Cet été, nous rencontrons des doctorants en sciences humaines de l’UCL. Car la recherche ne se résume pas à la médecine.
Ophélie Mouthuy, doctorante en archéologie à l’UCL, est actuellement en Crète pour travailler sur deux sites de fouille : celui de Sissi avec l’École belge d’Athènes et celui d’Anavlochos avec l’École française d’Athènes. C’est depuis cette île méditerranéenne grecque qu’elle nous parle de sa thèse qui l’amène à étudier l’une des plus grandes collections de tablettes en Linéaire B du palais de Cnossos.
Un exemple de tablette en Linéaire B.
Expliquez-nous en quoi consiste votre thèse ?
Mes recherches portent sur la fin de l’âge du bronze en Crète, c’est-à-dire la période charnière qui suit la destruction des palais minoens et qui précède la société crétoise de l’âge du fer. Durant cette période, entre 1450 et 1350 av. J.-C., l’administration, située au palais de Cnossos, change d’écriture. Au lieu du Linéaire A, écriture non déchiffrée reflétant sans doute la langue des Crétois, la comptabilité se fait désormais en Linéaire B, une écriture syllabique qui reflète une forme relativement primitive du grec, appelé mycénien.

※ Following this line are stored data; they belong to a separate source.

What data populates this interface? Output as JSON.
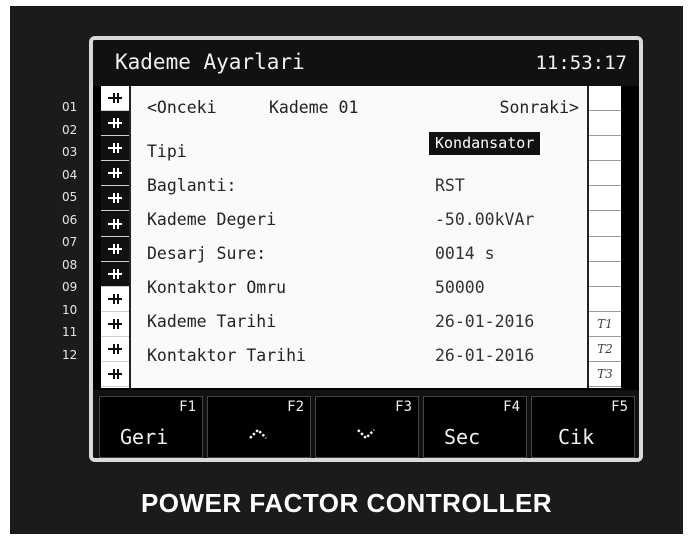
{
  "header": {
    "title": "Kademe Ayarlari",
    "clock": "11:53:17"
  },
  "channels": [
    "01",
    "02",
    "03",
    "04",
    "05",
    "06",
    "07",
    "08",
    "09",
    "10",
    "11",
    "12"
  ],
  "step_states": [
    "off",
    "on",
    "on",
    "on",
    "on",
    "on",
    "on",
    "on",
    "off",
    "off",
    "off",
    "off"
  ],
  "nav": {
    "prev_label": "<Onceki",
    "step_label": "Kademe 01",
    "next_label": "Sonraki>"
  },
  "fields": [
    {
      "label": "Tipi",
      "value": "Kondansator",
      "selected": true
    },
    {
      "label": "Baglanti:",
      "value": "RST"
    },
    {
      "label": "Kademe Degeri",
      "value": "-50.00kVAr"
    },
    {
      "label": "Desarj Sure:",
      "value": "0014 s"
    },
    {
      "label": "Kontaktor Omru",
      "value": "50000"
    },
    {
      "label": "Kademe Tarihi",
      "value": "26-01-2016"
    },
    {
      "label": "Kontaktor Tarihi",
      "value": "26-01-2016"
    }
  ],
  "right_markers": [
    "",
    "",
    "",
    "",
    "",
    "",
    "",
    "",
    "",
    "T1",
    "T2",
    "T3"
  ],
  "fkeys": [
    {
      "num": "F1",
      "label": "Geri"
    },
    {
      "num": "F2",
      "icon": "up-arrow-icon"
    },
    {
      "num": "F3",
      "icon": "down-arrow-icon"
    },
    {
      "num": "F4",
      "label": "Sec"
    },
    {
      "num": "F5",
      "label": "Cik"
    }
  ],
  "footer": "POWER FACTOR CONTROLLER"
}
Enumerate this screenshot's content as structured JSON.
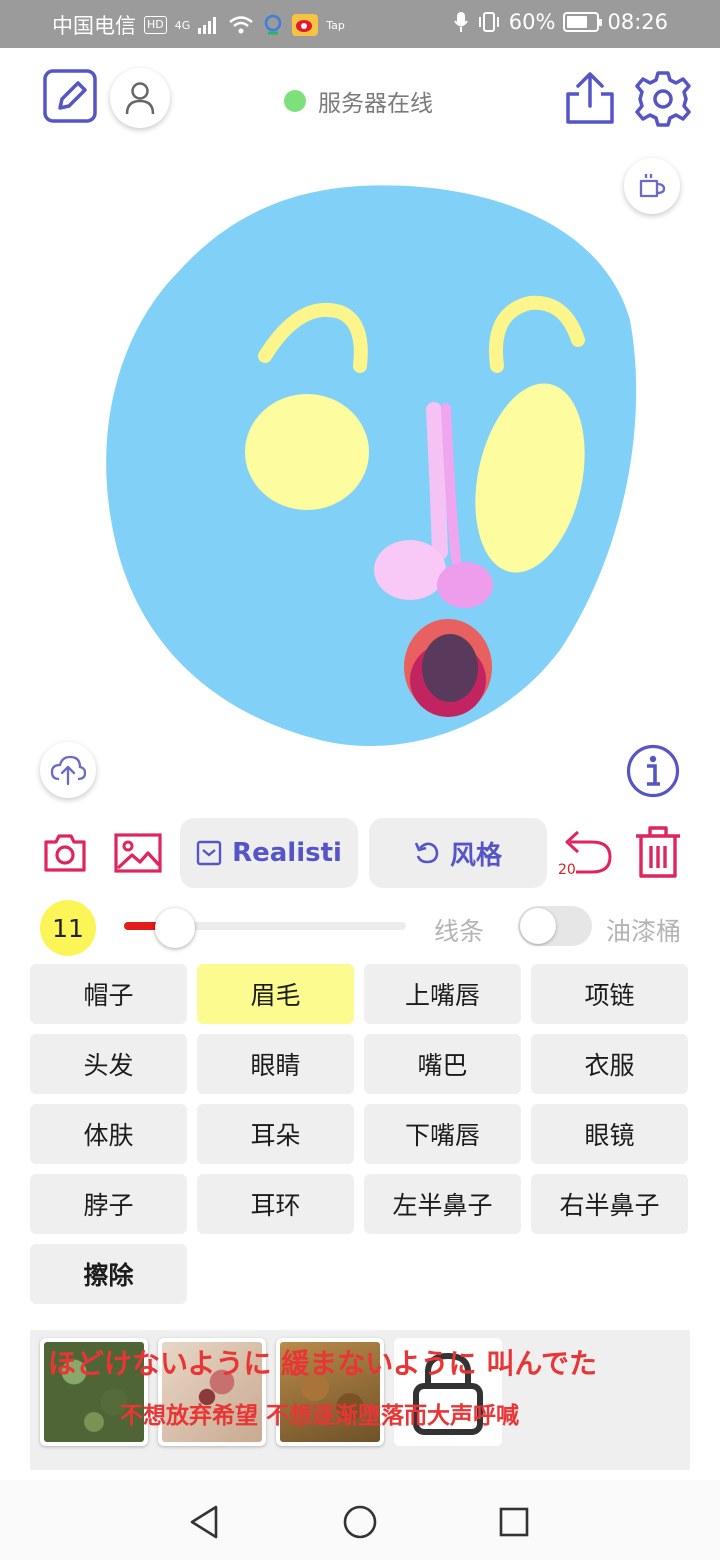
{
  "status_bar": {
    "carrier": "中国电信",
    "hd": "HD",
    "net": "4G",
    "app_tag": "Tap",
    "battery": "60%",
    "time": "08:26"
  },
  "header": {
    "server_status": "服务器在线",
    "server_status_color": "#7de07d"
  },
  "toolbar": {
    "model_label": "Realisti",
    "style_label": "风格",
    "undo_count": "20",
    "accent_color": "#5555c8",
    "icon_color": "#e0245e"
  },
  "brush": {
    "size": "11",
    "slider_level": 0.18,
    "mode_line": "线条",
    "mode_bucket": "油漆桶",
    "bucket_enabled": false
  },
  "parts": [
    {
      "label": "帽子",
      "active": false
    },
    {
      "label": "眉毛",
      "active": true
    },
    {
      "label": "上嘴唇",
      "active": false
    },
    {
      "label": "项链",
      "active": false
    },
    {
      "label": "头发",
      "active": false
    },
    {
      "label": "眼睛",
      "active": false
    },
    {
      "label": "嘴巴",
      "active": false
    },
    {
      "label": "衣服",
      "active": false
    },
    {
      "label": "体肤",
      "active": false
    },
    {
      "label": "耳朵",
      "active": false
    },
    {
      "label": "下嘴唇",
      "active": false
    },
    {
      "label": "眼镜",
      "active": false
    },
    {
      "label": "脖子",
      "active": false
    },
    {
      "label": "耳环",
      "active": false
    },
    {
      "label": "左半鼻子",
      "active": false
    },
    {
      "label": "右半鼻子",
      "active": false
    },
    {
      "label": "擦除",
      "active": false
    }
  ],
  "gallery": {
    "lyric_line1": "ほどけないように 緩まないように 叫んでた",
    "lyric_line2": "不想放弃希望 不想逐渐堕落而大声呼喊"
  },
  "icons": {
    "edit": "edit-square-icon",
    "user": "user-icon",
    "share": "share-icon",
    "settings": "gear-icon",
    "coffee": "coffee-icon",
    "upload": "cloud-upload-icon",
    "info": "info-icon",
    "camera": "camera-icon",
    "image": "image-icon",
    "model": "checkbox-icon",
    "style": "refresh-icon",
    "undo": "undo-icon",
    "delete": "trash-icon",
    "lock": "lock-icon"
  }
}
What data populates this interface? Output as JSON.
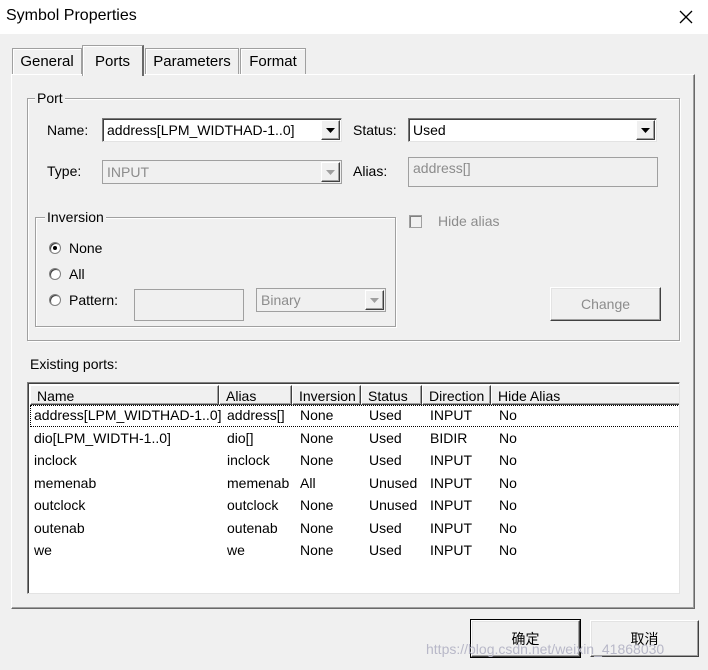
{
  "window": {
    "title": "Symbol Properties"
  },
  "tabs": [
    {
      "label": "General",
      "active": false
    },
    {
      "label": "Ports",
      "active": true
    },
    {
      "label": "Parameters",
      "active": false
    },
    {
      "label": "Format",
      "active": false
    }
  ],
  "port_group": {
    "legend": "Port",
    "name_label": "Name:",
    "name_value": "address[LPM_WIDTHAD-1..0]",
    "status_label": "Status:",
    "status_value": "Used",
    "type_label": "Type:",
    "type_value": "INPUT",
    "alias_label": "Alias:",
    "alias_value": "address[]",
    "hide_alias_label": "Hide alias",
    "hide_alias_checked": false,
    "change_label": "Change"
  },
  "inversion_group": {
    "legend": "Inversion",
    "options": [
      "None",
      "All",
      "Pattern:"
    ],
    "selected": "None",
    "pattern_value": "",
    "pattern_format": "Binary"
  },
  "existing_ports": {
    "label": "Existing ports:",
    "columns": [
      "Name",
      "Alias",
      "Inversion",
      "Status",
      "Direction",
      "Hide Alias"
    ],
    "rows": [
      [
        "address[LPM_WIDTHAD-1..0]",
        "address[]",
        "None",
        "Used",
        "INPUT",
        "No"
      ],
      [
        "dio[LPM_WIDTH-1..0]",
        "dio[]",
        "None",
        "Used",
        "BIDIR",
        "No"
      ],
      [
        "inclock",
        "inclock",
        "None",
        "Used",
        "INPUT",
        "No"
      ],
      [
        "memenab",
        "memenab",
        "All",
        "Unused",
        "INPUT",
        "No"
      ],
      [
        "outclock",
        "outclock",
        "None",
        "Unused",
        "INPUT",
        "No"
      ],
      [
        "outenab",
        "outenab",
        "None",
        "Used",
        "INPUT",
        "No"
      ],
      [
        "we",
        "we",
        "None",
        "Used",
        "INPUT",
        "No"
      ]
    ],
    "selected_row": 0
  },
  "footer": {
    "ok_label": "确定",
    "cancel_label": "取消"
  },
  "watermark": "https://blog.csdn.net/weixin_41868030",
  "icons": {
    "close": "close-icon",
    "dropdown": "chevron-down-icon"
  }
}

Ce changement a été interprété comme le signe d’une occupation mycénienne de la Crète, venue du continent. Les Mycéniens y auraient instauré un nouveau système politique hiérarchisé. Pour garder un contrôle sur leurs territoires, ils auraient mis en place une bureaucratie capable de garder la trace des revenus et des transferts de marchandises importées et exportées du palais grâce au système d’écriture inventé a priori par la chancellerie mycénienne continentale, le Linéaire B.
C’est là qu’interviennent les tablettes…
Les seuls témoignages qui nous sont parvenus de l’écriture en Linéaire B se trouvent en effet sur des supports en argile, essentiellement des tablettes. Les scribes palatiaux procédaient à l’enregistrement systématique des opérations comptables sur ces tablettes en argile crue avant de reporter l’essentiel du bilan, à la fin de chaque cycle administratif, sur des matériaux plus nobles mais aussi plus périssables. Ces tablettes d’argile étaient donc destinées à être éliminées à la fin de chaque cycle administratif. Elles ont été accidentellement conservées par cuisson, lors de l’incendie des palais,
Que nous apprennent-elles ?
Les tablettes constituent une source d’analyse déterminante, bien que partielle, dans la compréhension de la mise en œuvre et du fonctionnement de l’administration palatiale crétoise.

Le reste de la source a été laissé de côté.